Si bien durante el resto de aquella noche mi corazón ya palpitó levemente encogido a causa de los negros presentimientos que me impidieron conciliar el sueño, no por ello dejé de sorprenderme cuando, a la mañana siguiente, la realidad se presentó ante mí de forma brutal. Pues resultó que Irma me expuso con firmeza su decisión de marcharse de la finca ese mismo día para vivir sola, al menos durante una temporada:

—Necesito reflexionar y creo que será bueno para los dos que nos separemos por un tiempo.

En vano intenté disuadirla, pues mis súplicas no sirvieron de nada.

—No hagas que me arrepienta de no haberme ido en secreto —me recriminó con dureza al ver cómo las lágrimas corrían desoladas por mis mejillas—. Compórtate como un hombre, por favor. Y acuérdate de aquello tan lindo que me dijiste sobre mi libertad y lo comprensivo que te mostrarías si decidía no vivir contigo —pero de nuevo dejó traslucir algo de compasión, cuando agregó—: Además, esto no tiene por qué ser definitivo. No más te pido que me dejes sola durante cierto tiempo.
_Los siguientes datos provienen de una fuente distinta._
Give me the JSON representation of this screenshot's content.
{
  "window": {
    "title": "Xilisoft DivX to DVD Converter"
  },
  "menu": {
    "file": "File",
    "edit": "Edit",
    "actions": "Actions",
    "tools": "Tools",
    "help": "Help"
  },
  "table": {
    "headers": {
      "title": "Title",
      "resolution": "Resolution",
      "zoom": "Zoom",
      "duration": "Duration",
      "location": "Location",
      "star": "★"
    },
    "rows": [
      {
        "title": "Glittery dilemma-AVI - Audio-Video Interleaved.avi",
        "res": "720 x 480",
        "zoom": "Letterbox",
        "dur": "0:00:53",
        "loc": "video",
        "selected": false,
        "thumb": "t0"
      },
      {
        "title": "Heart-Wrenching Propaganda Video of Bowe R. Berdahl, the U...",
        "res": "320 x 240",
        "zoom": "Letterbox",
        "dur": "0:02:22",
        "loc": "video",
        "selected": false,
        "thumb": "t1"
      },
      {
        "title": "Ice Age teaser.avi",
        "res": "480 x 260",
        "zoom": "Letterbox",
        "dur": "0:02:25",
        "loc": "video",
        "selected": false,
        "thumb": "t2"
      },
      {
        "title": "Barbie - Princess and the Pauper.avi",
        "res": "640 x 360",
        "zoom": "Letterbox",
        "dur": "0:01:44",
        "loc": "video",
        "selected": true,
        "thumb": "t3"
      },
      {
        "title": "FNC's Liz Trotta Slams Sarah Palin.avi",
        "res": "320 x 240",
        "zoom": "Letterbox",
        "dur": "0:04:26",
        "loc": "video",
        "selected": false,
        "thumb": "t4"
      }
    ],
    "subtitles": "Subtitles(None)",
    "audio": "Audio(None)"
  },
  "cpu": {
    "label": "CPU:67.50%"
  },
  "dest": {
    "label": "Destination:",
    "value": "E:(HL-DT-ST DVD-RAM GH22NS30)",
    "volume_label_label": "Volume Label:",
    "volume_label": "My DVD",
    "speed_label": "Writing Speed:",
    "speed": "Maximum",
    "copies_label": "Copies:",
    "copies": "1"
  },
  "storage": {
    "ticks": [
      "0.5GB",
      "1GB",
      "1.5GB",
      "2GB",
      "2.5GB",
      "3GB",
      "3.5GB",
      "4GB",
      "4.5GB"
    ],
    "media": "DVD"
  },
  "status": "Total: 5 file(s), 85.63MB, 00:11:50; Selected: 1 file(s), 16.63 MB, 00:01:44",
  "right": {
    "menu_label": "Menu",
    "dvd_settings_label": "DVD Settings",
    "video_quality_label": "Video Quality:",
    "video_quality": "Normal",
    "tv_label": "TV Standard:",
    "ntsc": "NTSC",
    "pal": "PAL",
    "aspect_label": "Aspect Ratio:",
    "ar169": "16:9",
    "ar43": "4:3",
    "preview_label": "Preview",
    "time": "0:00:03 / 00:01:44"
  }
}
Quizás dentro de unas semanas… Pero, mientras tanto, te ruego que respetes mi deseo de estar sola. No me busques. No quieras verme. Yo te llamaré.

Y no conforme con mi dolorosa aceptación, después de meter en el maletero del cabriolé las dos maletas que había preparado, me hizo prometerle que no intentaría seguirla.

—Por lo menos, llámame pronto para saber que estás bien —le imploré. Y ella me aseguró que así lo haría, al mismo tiempo que me daba un beso de despedida. Luego se metió en el coche, lo arrancó, y desapareció por el camino de tierra que llevaba al exterior de la finca levantando una gran polvareda.